Es fror nicht nur das Lächeln von Madam Zhao ein, auch Wen Qinxis Lächeln erstarrte. 'Was zum Teufel macht der da?', dachte Wen Qinxi und wünschte, er könnte ihm etwas Vernunft einprügeln. Madam Zhao zögerte, doch schließlich nahm sie es mit einer mürrischen Miene wieder an sich. Erst jetzt bereute sie es, ihre Enkelin weggeschickt zu haben. Hätte sie nur von dem Status dieses Jungen gewusst, hätte sie die beiden länger zusammen gelassen.
Kaum war Madam Zhao außer Sichtweite, platzierte Qie Ranzhe plötzlich beide Hände auf Lin Jingxies Schultern. Wen Qinxi, der mit dem Rücken zu ihm stand, grübelte über die Auswirkungen des Schwertes auf die Handlung nach. Qie Ranzhe lehnte sich nah an sein Ohr und fragte: "Warst du gerade eifersüchtig? Mach dir keine Sorgen, ich habe nur Augen für dich."
Wen Qinxi, der Qie Ranzhe gar keine Beachtung schenkte, antwortete: "Mn", ohne nachzudenken.

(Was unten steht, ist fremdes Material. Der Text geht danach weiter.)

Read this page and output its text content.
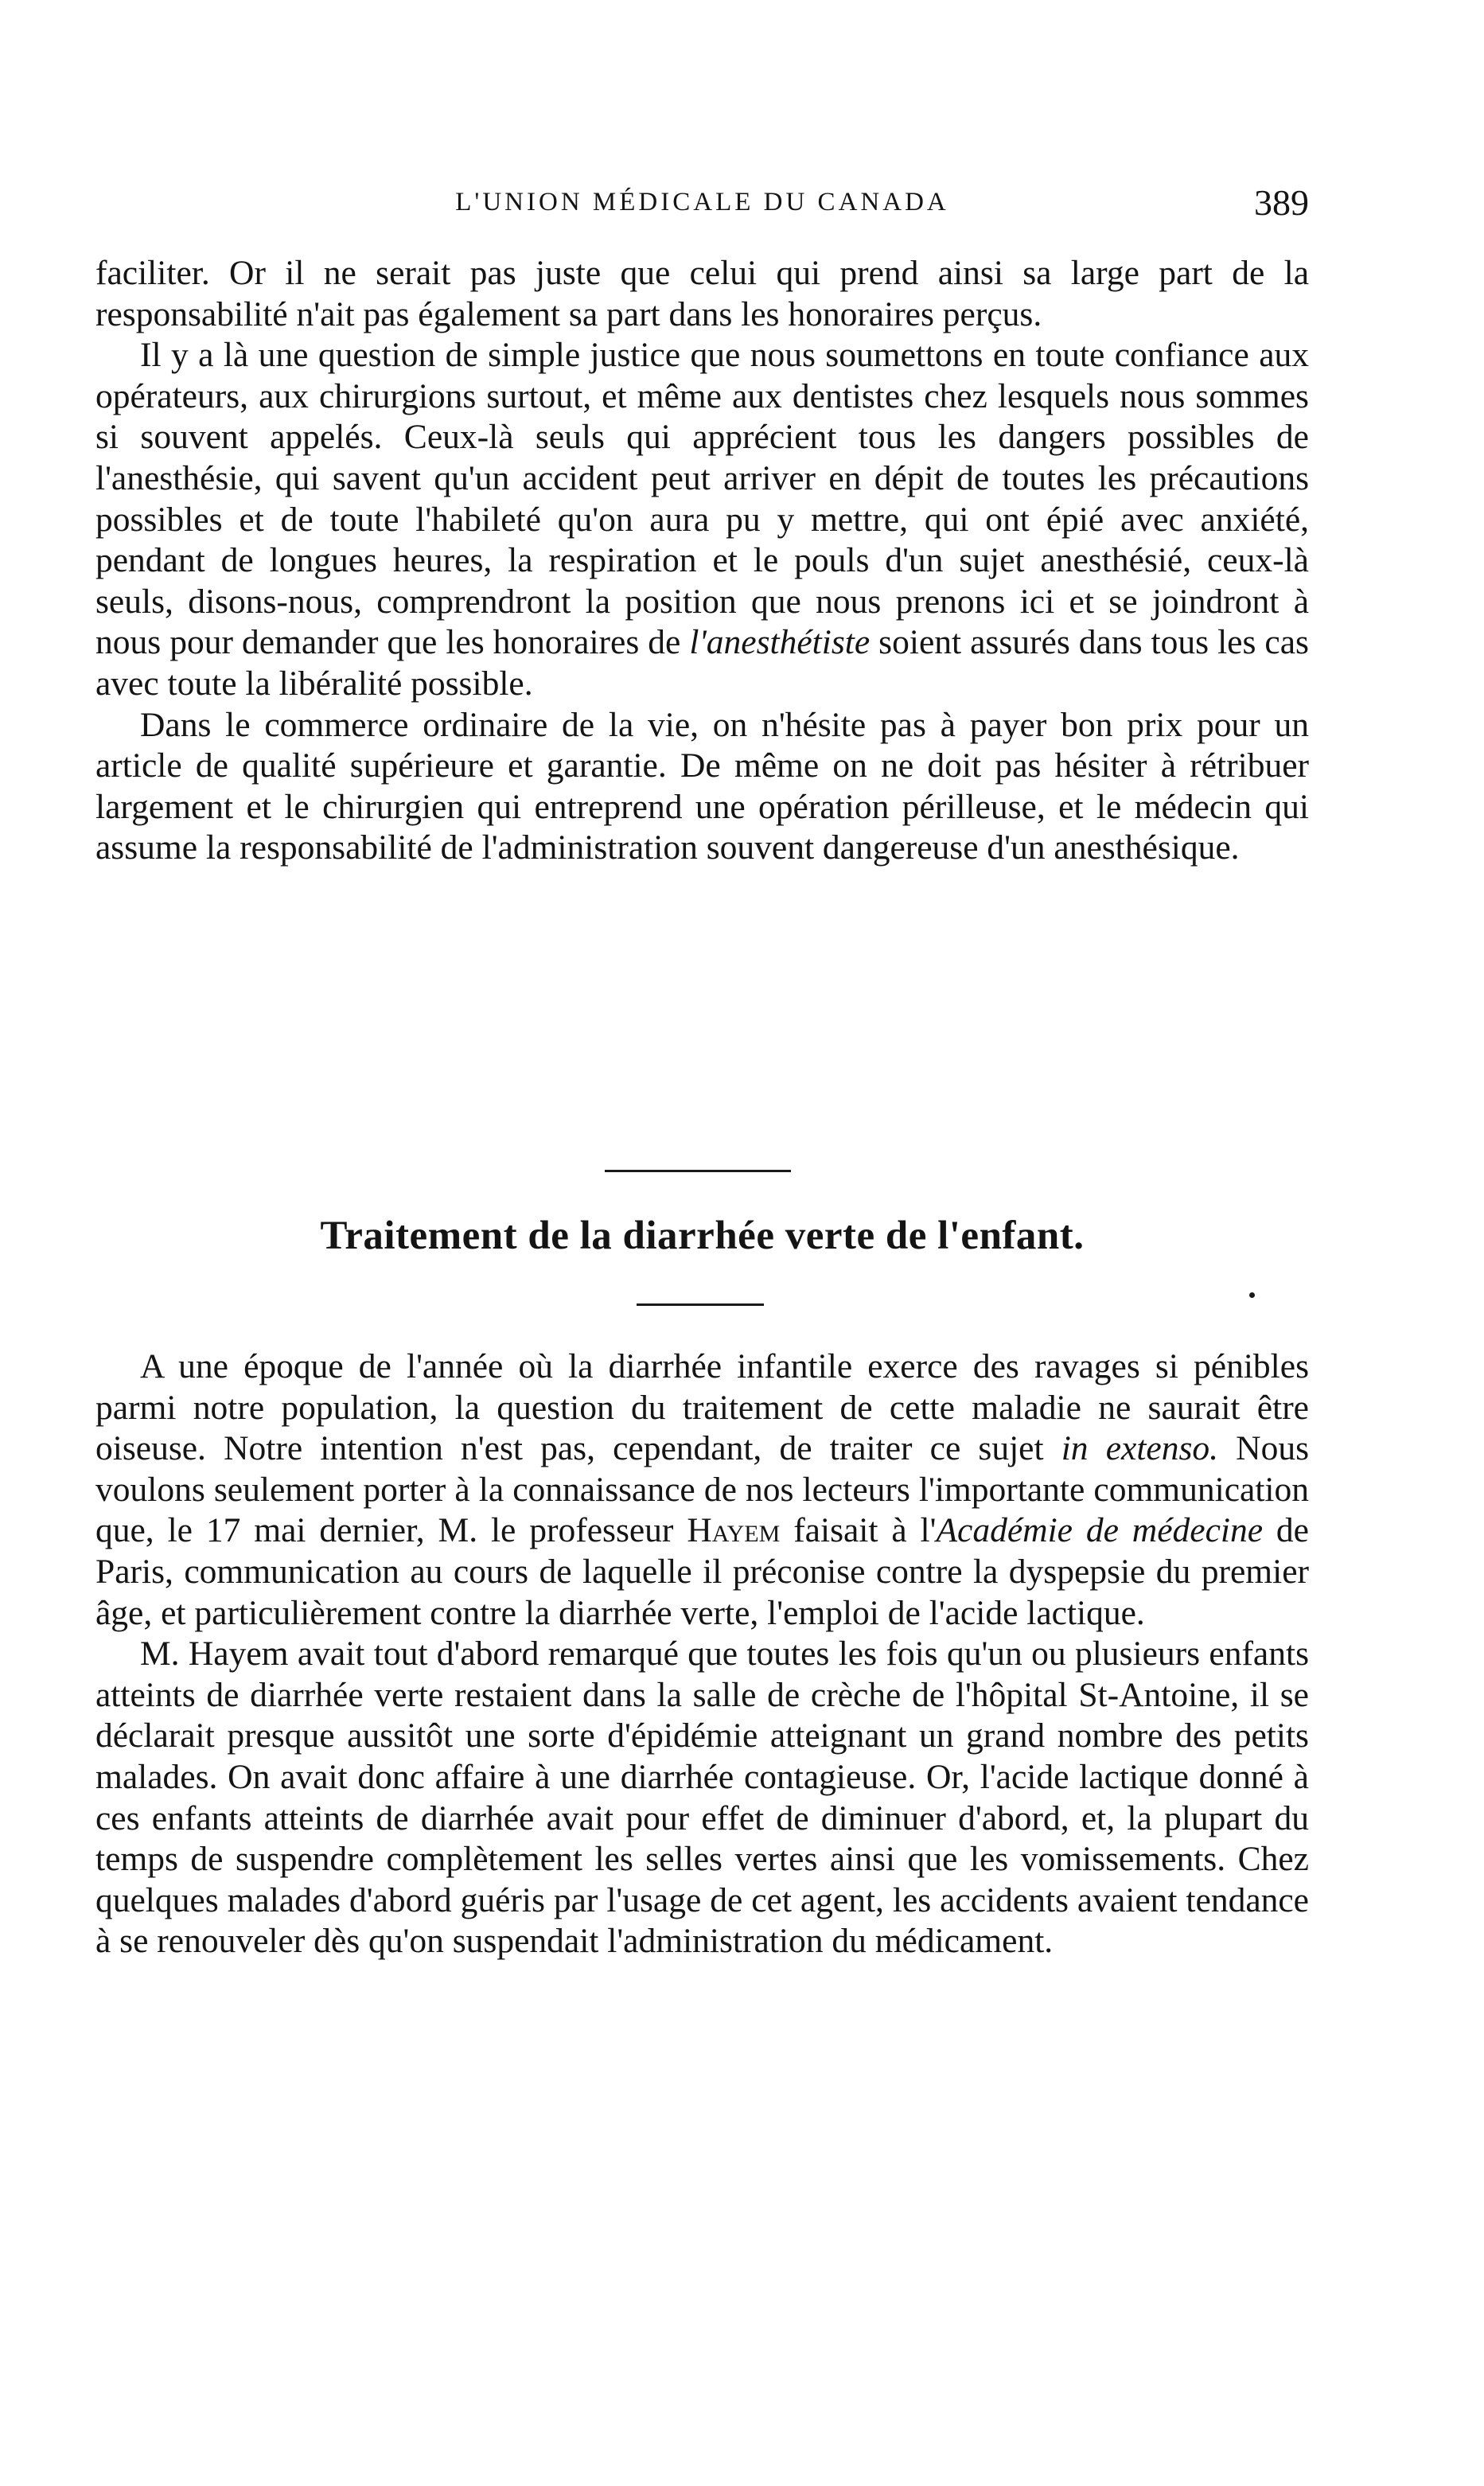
L'UNION MÉDICALE DU CANADA	389

faciliter. Or il ne serait pas juste que celui qui prend ainsi sa large part de la responsabilité n'ait pas également sa part dans les honoraires perçus.

Il y a là une question de simple justice que nous soumettons en toute confiance aux opérateurs, aux chirurgions surtout, et même aux dentistes chez lesquels nous sommes si souvent appelés. Ceux-là seuls qui apprécient tous les dangers possibles de l'anesthésie, qui savent qu'un accident peut arriver en dépit de toutes les précautions possibles et de toute l'habileté qu'on aura pu y mettre, qui ont épié avec anxiété, pendant de longues heures, la respiration et le pouls d'un sujet anesthésié, ceux-là seuls, disons-nous, comprendront la position que nous prenons ici et se joindront à nous pour demander que les honoraires de l'anesthétiste soient assurés dans tous les cas avec toute la libéralité possible.

Dans le commerce ordinaire de la vie, on n'hésite pas à payer bon prix pour un article de qualité supérieure et garantie. De même on ne doit pas hésiter à rétribuer largement et le chirurgien qui entreprend une opération périlleuse, et le médecin qui assume la responsabilité de l'administration souvent dangereuse d'un anesthésique.

Traitement de la diarrhée verte de l'enfant.

A une époque de l'année où la diarrhée infantile exerce des ravages si pénibles parmi notre population, la question du traitement de cette maladie ne saurait être oiseuse. Notre intention n'est pas, cependant, de traiter ce sujet in extenso. Nous voulons seulement porter à la connaissance de nos lecteurs l'importante communication que, le 17 mai dernier, M. le professeur Hayem faisait à l'Académie de médecine de Paris, communication au cours de laquelle il préconise contre la dyspepsie du premier âge, et particulièrement contre la diarrhée verte, l'emploi de l'acide lactique.

M. Hayem avait tout d'abord remarqué que toutes les fois qu'un ou plusieurs enfants atteints de diarrhée verte restaient dans la salle de crèche de l'hôpital St-Antoine, il se déclarait presque aussitôt une sorte d'épidémie atteignant un grand nombre des petits malades. On avait donc affaire à une diarrhée contagieuse. Or, l'acide lactique donné à ces enfants atteints de diarrhée avait pour effet de diminuer d'abord, et, la plupart du temps de suspendre complètement les selles vertes ainsi que les vomissements. Chez quelques malades d'abord guéris par l'usage de cet agent, les accidents avaient tendance à se renouveler dès qu'on suspendait l'administration du médicament.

Als er sah, wie abgelenkt Wen war, nutzte Qie Ranzhe die Gelegenheit und fragte: "Wirst du mich vermissen?"
Wen Qinxi: "Mn."
Erfreut, aber noch nicht zufrieden, stellte er eine weitere Frage: "Liebst du mich?"
"Mn...hä? Warte, was?" fragte Wen Qinxi, drehte sich zu ihm um, konnte aber nichts weiter fragen, als ihm plötzlich ein Jadeanhänger um den Hals gehängt wurde. Qie Ranzhe ließ ihm keine Chance, danach zu fragen und sagte:
"Gesagtes kann nicht zurückgenommen werden, also warte auf meine Rückkehr", dann küsste er ihn ganz selbstverständlich auf die Stirn. Wen Qinxi war überrumpelt, seine Reaktionszeit war so langsam wie das Campus-WLAN an einem Freitagabend. Als er sich endlich gefasst hatte, war Qie Ranzhe bereits in die Kutsche gesprungen und lächelte strahlend, während er ihm zum Abschied zuwinkte.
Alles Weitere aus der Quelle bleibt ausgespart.